I'm working on a quasi-SCPI command parser and I want to split a string based on colons, ignoring quoted strings. I want to get an empty string if there is no text between colons.
If I use this regex expression in EditPad Pro 7.2.2, it does exactly what I want. (([^:\"']|\"[^\"]\"|'[^']')+)?
As an example, using this data string: :foo:::bar:baz
I get 6 hits: [empty],foo,[empty],[empty],bar,baz
So far, so good. However, in my code, using std::tr1::regex, I'm getting 9 hits with the same data string. It seems like I'm getting an extra empty hit after each non-empty hit.
void RICommandState::InitRawCommandEnum(const std::string& full_command)
{
// Split string by colons, but ignore text within quotes.

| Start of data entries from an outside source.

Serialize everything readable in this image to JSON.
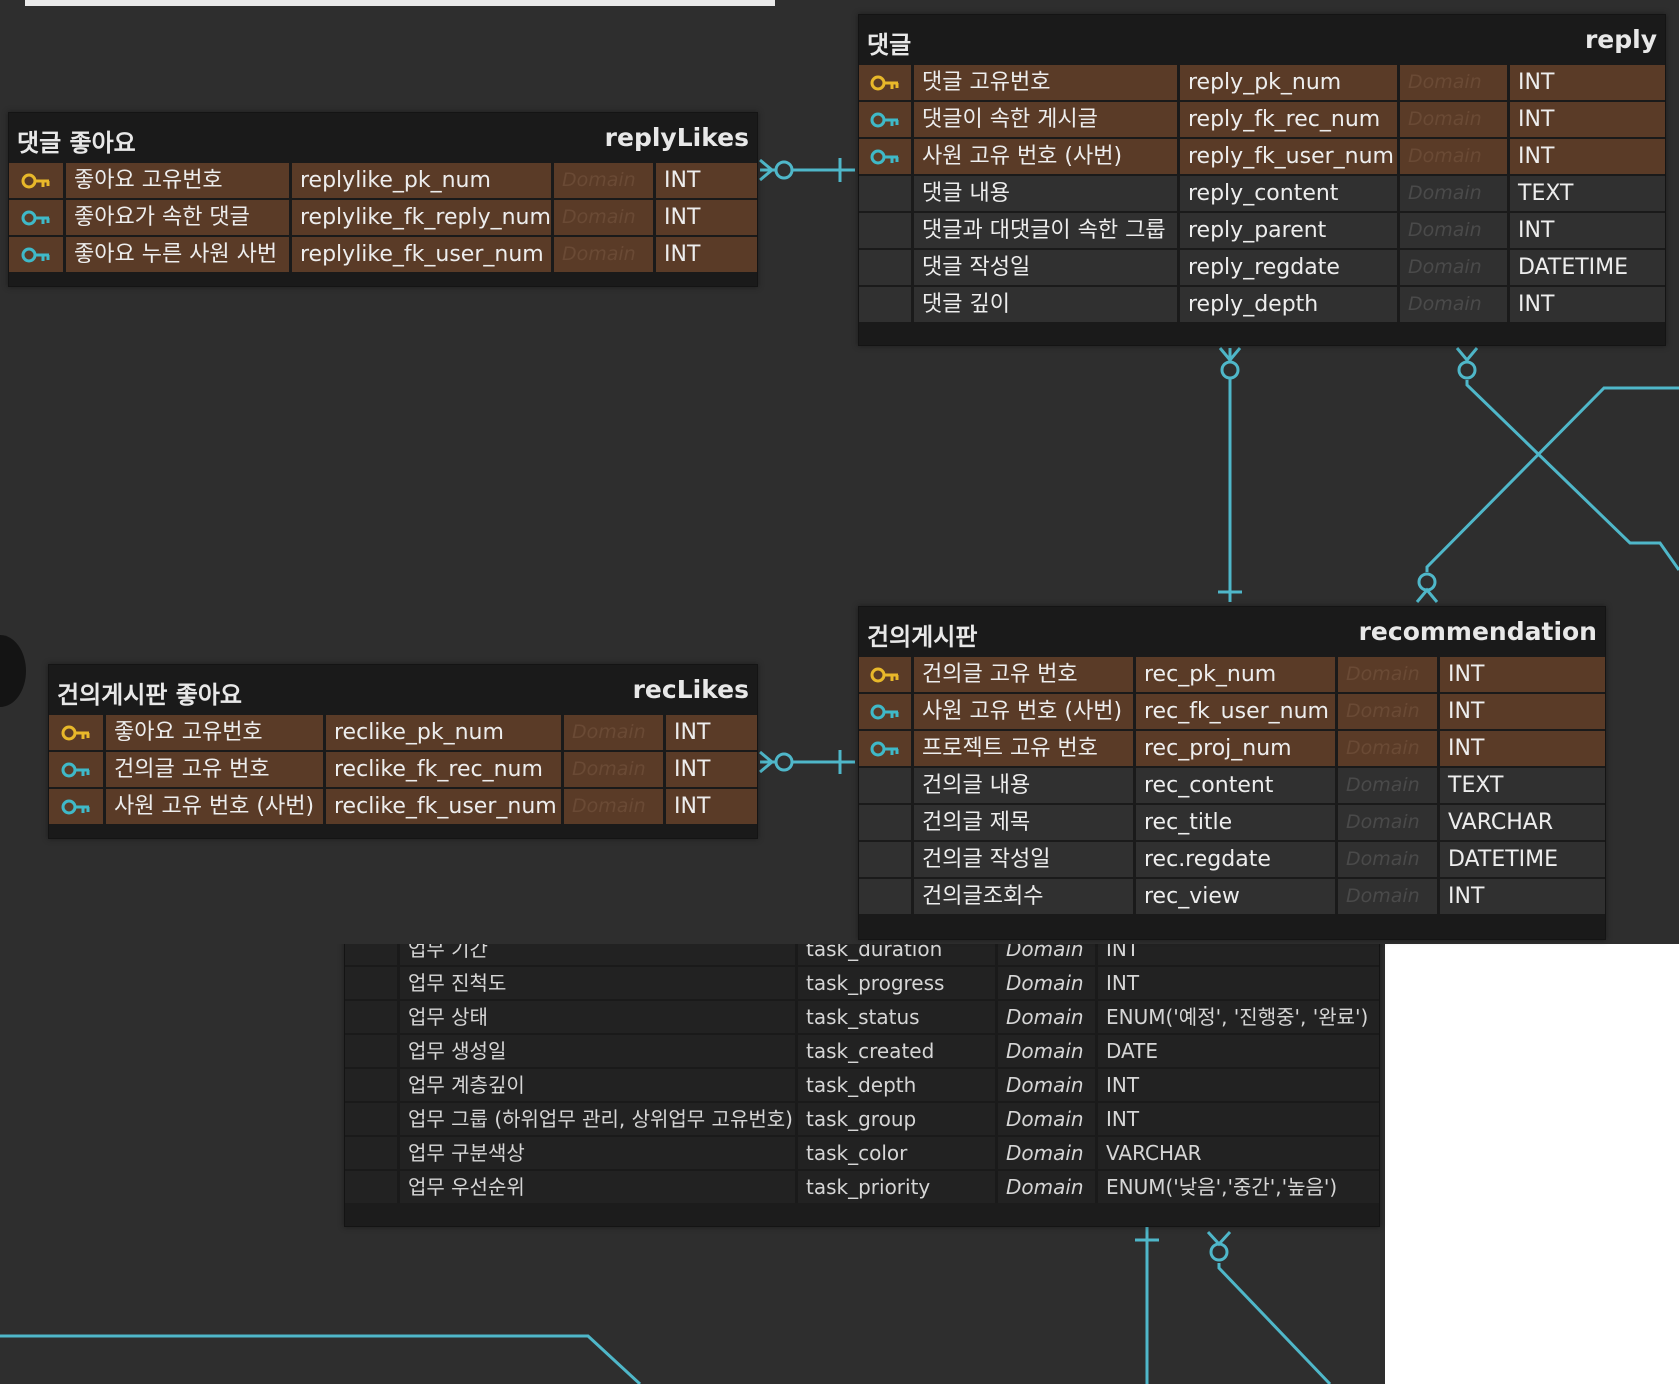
{
  "colors": {
    "link": "#4fb7c9",
    "key_row": "#5a3b27",
    "pk_icon": "#e8b82a",
    "fk_icon": "#3fb9c8",
    "panel": "#2e2e2e"
  },
  "tables": {
    "replyLikes": {
      "kor": "댓글 좋아요",
      "eng": "replyLikes",
      "rows": [
        {
          "icon": "pk-key-icon",
          "kor": "좋아요 고유번호",
          "eng": "replylike_pk_num",
          "domain": "Domain",
          "type": "INT"
        },
        {
          "icon": "fk-key-icon",
          "kor": "좋아요가 속한 댓글",
          "eng": "replylike_fk_reply_num",
          "domain": "Domain",
          "type": "INT"
        },
        {
          "icon": "fk-key-icon",
          "kor": "좋아요 누른 사원 사번",
          "eng": "replylike_fk_user_num",
          "domain": "Domain",
          "type": "INT"
        }
      ]
    },
    "reply": {
      "kor": "댓글",
      "eng": "reply",
      "rows": [
        {
          "icon": "pk-key-icon",
          "kor": "댓글 고유번호",
          "eng": "reply_pk_num",
          "domain": "Domain",
          "type": "INT"
        },
        {
          "icon": "fk-key-icon",
          "kor": "댓글이 속한 게시글",
          "eng": "reply_fk_rec_num",
          "domain": "Domain",
          "type": "INT"
        },
        {
          "icon": "fk-key-icon",
          "kor": "사원 고유 번호 (사번)",
          "eng": "reply_fk_user_num",
          "domain": "Domain",
          "type": "INT"
        },
        {
          "icon": "",
          "kor": "댓글 내용",
          "eng": "reply_content",
          "domain": "Domain",
          "type": "TEXT"
        },
        {
          "icon": "",
          "kor": "댓글과 대댓글이 속한 그룹",
          "eng": "reply_parent",
          "domain": "Domain",
          "type": "INT"
        },
        {
          "icon": "",
          "kor": "댓글 작성일",
          "eng": "reply_regdate",
          "domain": "Domain",
          "type": "DATETIME"
        },
        {
          "icon": "",
          "kor": "댓글 깊이",
          "eng": "reply_depth",
          "domain": "Domain",
          "type": "INT"
        }
      ]
    },
    "recLikes": {
      "kor": "건의게시판 좋아요",
      "eng": "recLikes",
      "rows": [
        {
          "icon": "pk-key-icon",
          "kor": "좋아요 고유번호",
          "eng": "reclike_pk_num",
          "domain": "Domain",
          "type": "INT"
        },
        {
          "icon": "fk-key-icon",
          "kor": "건의글 고유 번호",
          "eng": "reclike_fk_rec_num",
          "domain": "Domain",
          "type": "INT"
        },
        {
          "icon": "fk-key-icon",
          "kor": "사원 고유 번호 (사번)",
          "eng": "reclike_fk_user_num",
          "domain": "Domain",
          "type": "INT"
        }
      ]
    },
    "recommendation": {
      "kor": "건의게시판",
      "eng": "recommendation",
      "rows": [
        {
          "icon": "pk-key-icon",
          "kor": "건의글 고유 번호",
          "eng": "rec_pk_num",
          "domain": "Domain",
          "type": "INT"
        },
        {
          "icon": "fk-key-icon",
          "kor": "사원 고유 번호 (사번)",
          "eng": "rec_fk_user_num",
          "domain": "Domain",
          "type": "INT"
        },
        {
          "icon": "fk-key-icon",
          "kor": "프로젝트 고유 번호",
          "eng": "rec_proj_num",
          "domain": "Domain",
          "type": "INT"
        },
        {
          "icon": "",
          "kor": "건의글 내용",
          "eng": "rec_content",
          "domain": "Domain",
          "type": "TEXT"
        },
        {
          "icon": "",
          "kor": "건의글 제목",
          "eng": "rec_title",
          "domain": "Domain",
          "type": "VARCHAR"
        },
        {
          "icon": "",
          "kor": "건의글 작성일",
          "eng": "rec.regdate",
          "domain": "Domain",
          "type": "DATETIME"
        },
        {
          "icon": "",
          "kor": "건의글조회수",
          "eng": "rec_view",
          "domain": "Domain",
          "type": "INT"
        }
      ]
    },
    "task": {
      "rows": [
        {
          "kor": "업무 기간",
          "eng": "task_duration",
          "domain": "Domain",
          "type": "INT"
        },
        {
          "kor": "업무 진척도",
          "eng": "task_progress",
          "domain": "Domain",
          "type": "INT"
        },
        {
          "kor": "업무 상태",
          "eng": "task_status",
          "domain": "Domain",
          "type": "ENUM('예정', '진행중', '완료')"
        },
        {
          "kor": "업무 생성일",
          "eng": "task_created",
          "domain": "Domain",
          "type": "DATE"
        },
        {
          "kor": "업무 계층깊이",
          "eng": "task_depth",
          "domain": "Domain",
          "type": "INT"
        },
        {
          "kor": "업무 그룹 (하위업무 관리, 상위업무 고유번호)",
          "eng": "task_group",
          "domain": "Domain",
          "type": "INT"
        },
        {
          "kor": "업무 구분색상",
          "eng": "task_color",
          "domain": "Domain",
          "type": "VARCHAR"
        },
        {
          "kor": "업무 우선순위",
          "eng": "task_priority",
          "domain": "Domain",
          "type": "ENUM('낮음','중간','높음')"
        }
      ]
    }
  }
}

static const std::tr1::regex split_by_colon("(([^:\"']|\"[^\"]*\"|'[^']*')+)?");
raw_command_list.clear();
raw_command_index = 0;
DebugPrintf(ZONE_REMOTE, (TEXT("InitRawCommandEnum FULL '%S'"), full_command.c_str()));
const std::tr1::sregex_token_iterator end;
for (std::tr1::sregex_token_iterator it(full_command.begin(),
full_command.end(),
split_by_colon);
it != end;
it++)
{
raw_command_list.push_back(*it);
const std::string temp(*it);
DebugPrintf(ZONE_REMOTE, (TEXT("InitRawCommandEnum '%S'"), temp.c_str()));
}
DebugPrintf(ZONE_REMOTE, (TEXT("InitRawCommandEnum hits = %d"), raw_command_list.size()));
}
And here is my output:
InitRawCommandEnum FULL ':foo:::bar:baz'
InitRawCommandEnum ''
InitRawCommandEnum 'foo'
InitRawCommandEnum ''
InitRawCommandEnum ''
InitRawCommandEnum ''
InitRawCommandEnum 'bar'
InitRawCommandEnum ''
InitRawCommandEnum 'baz'
InitRawCommandEnum ''
InitRawCommandEnum hits = 9
The most important question is how can I get my regex search to yield one (and only one) hit for every token delimited by a colon? Is the problem with my search expression?
Or maybe I'm misinterpreting the results? Do the empty strings after the non-empty strings have a special meaning? If so, what? And if that's the case, then is the correct solution to simply ignore them?
As a side question, I'm deeply curious why my code is behaving differently than EditPad Pro. EditPad is a useful test environment for experimenting with regular expressions, and it would be nice to know what the gotchas are.
Thanks!